A tenor de lo dispuesto en el art. 97.4 de la LRJS se debe indicar a las partes procesales si la presente sentencia es firme o no, y en su caso los recursos que contra ella proceden, así como las circunstancias de su interposición. En cumplimiento de ello se advierte a las partes que la presente resolución no es firme y que contra ella puede interponerse recurso de casación para unificación de doctrina con todos los requisitos que en el fallo se señalan, de acuerdo con lo dispuesto en los arts. 218 y ss. de la LRJS.
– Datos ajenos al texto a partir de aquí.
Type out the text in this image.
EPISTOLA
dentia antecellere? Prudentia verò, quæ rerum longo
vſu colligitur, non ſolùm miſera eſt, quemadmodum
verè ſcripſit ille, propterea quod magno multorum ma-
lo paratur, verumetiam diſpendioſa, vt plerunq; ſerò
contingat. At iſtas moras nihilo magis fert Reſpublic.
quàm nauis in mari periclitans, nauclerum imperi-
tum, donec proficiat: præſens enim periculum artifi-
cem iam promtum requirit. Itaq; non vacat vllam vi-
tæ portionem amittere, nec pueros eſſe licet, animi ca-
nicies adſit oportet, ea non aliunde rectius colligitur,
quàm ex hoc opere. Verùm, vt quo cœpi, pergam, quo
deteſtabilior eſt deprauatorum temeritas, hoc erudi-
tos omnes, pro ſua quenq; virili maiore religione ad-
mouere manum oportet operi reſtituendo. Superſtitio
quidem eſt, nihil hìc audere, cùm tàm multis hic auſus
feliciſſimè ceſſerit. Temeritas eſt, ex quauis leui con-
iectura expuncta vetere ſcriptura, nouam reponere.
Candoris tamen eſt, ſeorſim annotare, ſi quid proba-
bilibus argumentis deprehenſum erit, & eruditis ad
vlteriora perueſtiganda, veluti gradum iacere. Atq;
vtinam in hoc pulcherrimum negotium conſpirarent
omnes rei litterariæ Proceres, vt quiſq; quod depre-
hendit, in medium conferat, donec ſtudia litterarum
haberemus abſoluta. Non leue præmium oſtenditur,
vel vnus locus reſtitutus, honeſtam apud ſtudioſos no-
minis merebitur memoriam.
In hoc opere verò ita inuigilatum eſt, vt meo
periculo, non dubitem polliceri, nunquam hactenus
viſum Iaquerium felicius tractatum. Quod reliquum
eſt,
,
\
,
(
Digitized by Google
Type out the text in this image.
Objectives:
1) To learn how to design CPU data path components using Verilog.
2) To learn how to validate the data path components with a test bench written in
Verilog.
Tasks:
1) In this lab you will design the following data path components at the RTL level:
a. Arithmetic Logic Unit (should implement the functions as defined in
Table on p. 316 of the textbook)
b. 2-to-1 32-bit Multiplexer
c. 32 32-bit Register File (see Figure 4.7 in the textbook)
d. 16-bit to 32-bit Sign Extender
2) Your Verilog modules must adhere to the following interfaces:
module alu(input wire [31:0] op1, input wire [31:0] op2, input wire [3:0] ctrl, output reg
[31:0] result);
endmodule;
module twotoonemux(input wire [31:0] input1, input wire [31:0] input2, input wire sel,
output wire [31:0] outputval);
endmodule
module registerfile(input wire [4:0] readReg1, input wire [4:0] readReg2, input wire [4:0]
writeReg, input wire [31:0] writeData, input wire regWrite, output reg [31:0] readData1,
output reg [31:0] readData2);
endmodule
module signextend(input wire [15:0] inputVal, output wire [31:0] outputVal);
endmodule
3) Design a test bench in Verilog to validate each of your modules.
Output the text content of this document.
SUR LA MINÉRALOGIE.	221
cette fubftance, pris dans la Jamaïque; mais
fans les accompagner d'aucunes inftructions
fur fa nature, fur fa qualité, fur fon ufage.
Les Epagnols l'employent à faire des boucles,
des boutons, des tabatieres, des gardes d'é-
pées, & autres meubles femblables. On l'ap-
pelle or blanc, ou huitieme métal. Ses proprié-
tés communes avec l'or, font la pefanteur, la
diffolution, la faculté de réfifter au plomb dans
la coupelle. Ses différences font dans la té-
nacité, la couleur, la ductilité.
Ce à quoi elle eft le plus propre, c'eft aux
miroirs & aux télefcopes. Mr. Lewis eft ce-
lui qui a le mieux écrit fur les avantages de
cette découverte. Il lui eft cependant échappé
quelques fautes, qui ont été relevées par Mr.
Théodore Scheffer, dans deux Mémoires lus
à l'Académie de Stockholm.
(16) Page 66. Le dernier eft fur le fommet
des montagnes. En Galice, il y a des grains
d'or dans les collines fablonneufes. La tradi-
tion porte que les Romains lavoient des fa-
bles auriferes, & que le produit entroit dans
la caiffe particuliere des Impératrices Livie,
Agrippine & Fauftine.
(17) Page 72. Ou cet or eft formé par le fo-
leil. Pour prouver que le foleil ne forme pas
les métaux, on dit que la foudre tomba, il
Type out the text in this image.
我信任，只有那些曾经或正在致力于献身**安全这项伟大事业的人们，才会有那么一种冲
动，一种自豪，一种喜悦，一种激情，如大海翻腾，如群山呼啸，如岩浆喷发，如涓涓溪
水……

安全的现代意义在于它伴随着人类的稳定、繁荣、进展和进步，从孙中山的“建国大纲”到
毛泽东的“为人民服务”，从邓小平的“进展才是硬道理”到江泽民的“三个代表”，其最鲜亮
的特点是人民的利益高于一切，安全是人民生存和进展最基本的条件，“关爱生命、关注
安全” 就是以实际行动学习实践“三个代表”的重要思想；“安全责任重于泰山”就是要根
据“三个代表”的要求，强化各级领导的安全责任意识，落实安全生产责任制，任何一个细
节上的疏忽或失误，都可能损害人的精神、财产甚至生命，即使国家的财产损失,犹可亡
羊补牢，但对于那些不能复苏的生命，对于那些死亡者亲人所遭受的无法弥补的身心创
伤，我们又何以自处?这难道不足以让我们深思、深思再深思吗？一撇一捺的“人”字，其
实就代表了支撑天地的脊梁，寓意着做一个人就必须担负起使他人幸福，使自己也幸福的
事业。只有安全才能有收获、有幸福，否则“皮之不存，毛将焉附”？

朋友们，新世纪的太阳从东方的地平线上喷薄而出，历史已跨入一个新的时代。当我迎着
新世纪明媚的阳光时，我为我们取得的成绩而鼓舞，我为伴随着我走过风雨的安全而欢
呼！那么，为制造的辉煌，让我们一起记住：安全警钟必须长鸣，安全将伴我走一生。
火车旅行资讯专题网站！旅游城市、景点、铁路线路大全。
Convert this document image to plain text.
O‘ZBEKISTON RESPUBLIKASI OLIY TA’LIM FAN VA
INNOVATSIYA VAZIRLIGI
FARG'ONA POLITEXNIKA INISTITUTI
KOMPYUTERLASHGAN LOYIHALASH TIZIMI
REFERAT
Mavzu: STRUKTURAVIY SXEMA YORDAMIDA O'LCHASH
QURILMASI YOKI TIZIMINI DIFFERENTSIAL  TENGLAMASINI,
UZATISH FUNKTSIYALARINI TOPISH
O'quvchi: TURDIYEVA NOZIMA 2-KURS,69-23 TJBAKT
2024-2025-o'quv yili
Vistos los artículos citados, y demás de general y pertinente aplicación:
En atención a todo lo expuesto, la Sala de lo Social de este Tribunal, por la autoridad que le confiere la Constitución, ha decidido:
- Debemos desestimar y desestimamos el recurso de suplicación interpuesto por el Letrado D. Antonio Fernández Espino, en nombre y representación de D. Justino contra la Sentencia 167/24, de fecha 16 de mayo de 2024, recaída en los autos SSS número 608/23, sobre incapacidad permanente, procedente del Juzgado de lo Social n. 2 de Ponferrada, en el que han intervenido como partes recurridas, las codemandadas mercantil Cyopsa Sisocia S.A., representada por la Procuradora de los Tribunales Dª María Isabel Macias Amigos y asistida por el Letrado D. Alfonso Jaudenes Piferrer, y Mutal Midat Ciclops, mutua colaboradora con la Seguridad Social n. 1, representada y asistida por el Letrado D. Francisco Rojo Cuesta, habiendo intervenido también únicamente como demandados el Instituto Nacional de la Seguridad Social y Tesorería General de la Seguridad Social, confirmando íntegramente la Sentencia de instancia.
-No hacer pronunciamiento sobre las costas.
-No hacer pronunciamiento sobre depósitos y consignaciones.
Notifíquese la presente a las partes y a la Fiscalía de este Tribunal Superior de Justicia en su sede de esta capital. Para su unión al rollo de su razón, líbrese la oportuna certificación, incorporándose su original al libro correspondiente.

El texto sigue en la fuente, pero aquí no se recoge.